March 30, 2011
Posted by Joan V. Gallos
12 years ago MIT acknowledged it was a hostile place for women faculty. The university became a national model in higher education for addressing gender equity. Its mea culpa encouraged other institutions to evaluate their treatment of women faculty, and the National Science Foundation and the National Academies launched major initiatives to increase opportunities for women in science.
Much has been done at MIT in the last twelve years: systematic efforts to hire women faculty have doubled their numbers; structures give women a seat on all university committees; year-long pauses in the tenure clock, full semester leaves for all with a new child in the home, campus day care, and subsidies for childcare during business travel support work-life balance; women hold important campus leadership positions (including university president); salaries, lab space, resources, research support, and teaching loads are now more equitable; and more.
Progress? Absolutely. But a recent MIT evaluation notes unanticipated consequences.

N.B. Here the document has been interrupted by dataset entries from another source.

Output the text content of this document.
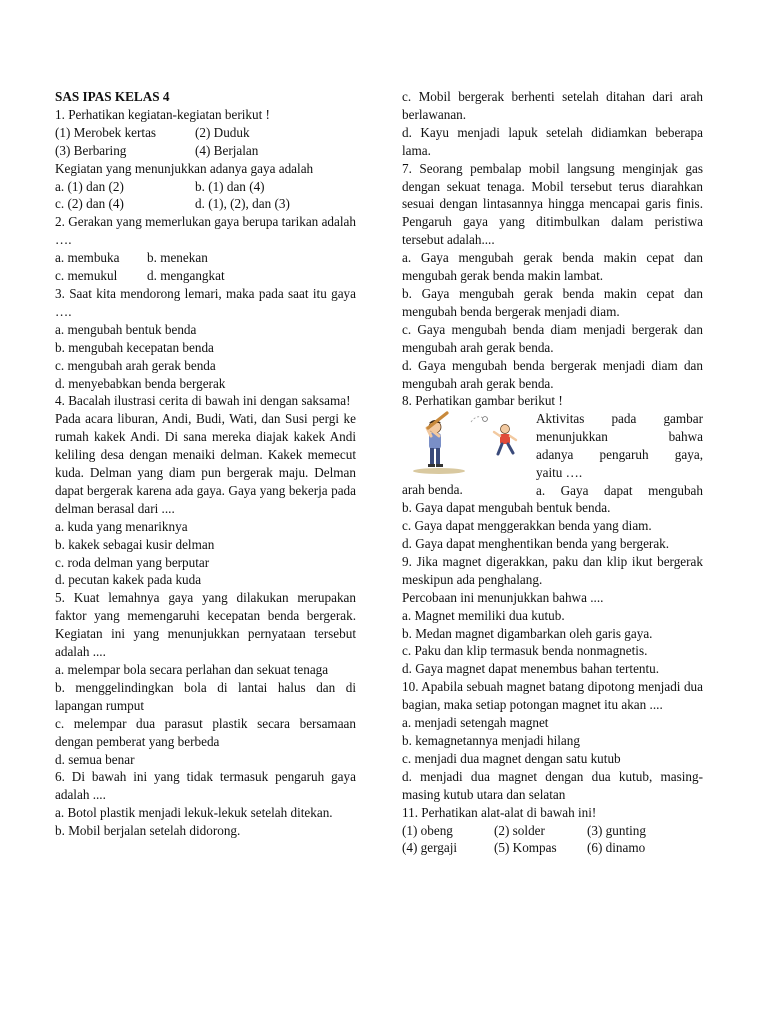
SAS IPAS KELAS 4
1. Perhatikan kegiatan-kegiatan berikut !
(1) Merobek kertas	(2) Duduk
(3) Berbaring	(4) Berjalan
Kegiatan yang menunjukkan adanya gaya adalah
a. (1) dan (2)	b. (1) dan (4)
c. (2) dan (4)	d. (1), (2), dan (3)
2. Gerakan yang memerlukan gaya berupa tarikan adalah ….
a. membuka	b. menekan
c. memukul	d. mengangkat
3. Saat kita mendorong lemari, maka pada saat itu gaya ….
a. mengubah bentuk benda
b. mengubah kecepatan benda
c. mengubah arah gerak benda
d. menyebabkan benda bergerak
4. Bacalah ilustrasi cerita di bawah ini dengan saksama!
Pada acara liburan, Andi, Budi, Wati, dan Susi pergi ke rumah kakek Andi. Di sana mereka diajak kakek Andi keliling desa dengan menaiki delman. Kakek memecut kuda. Delman yang diam pun bergerak maju. Delman dapat bergerak karena ada gaya. Gaya yang bekerja pada delman berasal dari ....
a. kuda yang menariknya
b. kakek sebagai kusir delman
c. roda delman yang berputar
d. pecutan kakek pada kuda
5. Kuat lemahnya gaya yang dilakukan merupakan faktor yang memengaruhi kecepatan benda bergerak. Kegiatan ini yang menunjukkan pernyataan tersebut adalah ....
a. melempar bola secara perlahan dan sekuat tenaga
b. menggelindingkan bola di lantai halus dan di lapangan rumput
c. melempar dua parasut plastik secara bersamaan dengan pemberat yang berbeda
d. semua benar
6. Di bawah ini yang tidak termasuk pengaruh gaya adalah ....
a. Botol plastik menjadi lekuk-lekuk setelah ditekan.
b. Mobil berjalan setelah didorong.
c. Mobil bergerak berhenti setelah ditahan dari arah berlawanan.
d. Kayu menjadi lapuk setelah didiamkan beberapa lama.
7. Seorang pembalap mobil langsung menginjak gas dengan sekuat tenaga. Mobil tersebut terus diarahkan sesuai dengan lintasannya hingga mencapai garis finis. Pengaruh gaya yang ditimbulkan dalam peristiwa tersebut adalah....
a. Gaya mengubah gerak benda makin cepat dan mengubah gerak benda makin lambat.
b. Gaya mengubah gerak benda makin cepat dan mengubah benda bergerak menjadi diam.
c. Gaya mengubah benda diam menjadi bergerak dan mengubah arah gerak benda.
d. Gaya mengubah benda bergerak menjadi diam dan mengubah arah gerak benda.
8. Perhatikan gambar berikut !
Aktivitas pada gambar
menunjukkan bahwa
adanya pengaruh gaya,
yaitu ….
a. Gaya dapat mengubah
arah benda.
b. Gaya dapat mengubah bentuk benda.
c. Gaya dapat menggerakkan benda yang diam.
d. Gaya dapat menghentikan benda yang bergerak.
9. Jika magnet digerakkan, paku dan klip ikut bergerak meskipun ada penghalang.
Percobaan ini menunjukkan bahwa ....
a. Magnet memiliki dua kutub.
b. Medan magnet digambarkan oleh garis gaya.
c. Paku dan klip termasuk benda nonmagnetis.
d. Gaya magnet dapat menembus bahan tertentu.
10. Apabila sebuah magnet batang dipotong menjadi dua bagian, maka setiap potongan magnet itu akan ....
a. menjadi setengah magnet
b. kemagnetannya menjadi hilang
c. menjadi dua magnet dengan satu kutub
d. menjadi dua magnet dengan dua kutub, masing-masing kutub utara dan selatan
11. Perhatikan alat-alat di bawah ini!
(1) obeng	(2) solder	(3) gunting
(4) gergaji	(5) Kompas	(6) dinamo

“Because things are so much better now, we can see an entirely new set of issues,” admits Hazel Sive, the Associate Dean in the School of Science who led one of the committees preparing the report.
The new issues include perceptions that women’s promotions and hiring reflect affirmative action, not hard work and personal accomplishments. With so few women faculty, they can lose half their research time serving on campus committees. Tenure extensions and terms off favor male colleagues who use the time for research and lucrative consultancies, not childcare – creating new professional inequities. Lingering stereotypes keep women navigating a “narrow personality range” of not too aggressive or too soft.
What’s the learning in all this?
On gender in the workplace: we may have come a long way, baby, but we have miles to go before we sleep. Societal perceptions and organizational policies still result in unequal playing fields for women professionals. Inequity may be subtle, but it’s there. We have our head in the sand if we deny that.
On leadership, I see two key learnings. First, every leader needs strong skills in systemic thinking. Change one policy or practice, and there will be consequences elsewhere. Effective leaders anticipate the implications of their decisions – and engage others in helping them see their own systemic blindness.
Second, strong leaders take on tough issues. We’ll never make progress on a complex issues like gender equity if leaders across organizations and sectors play it safe, or worry about making mistakes. Leadership is all about taking a stand.
MIT admitted gender inequity hasn’t been eliminated on its faculty, but there’s been progress — and there will be more. That’s something to celebrate.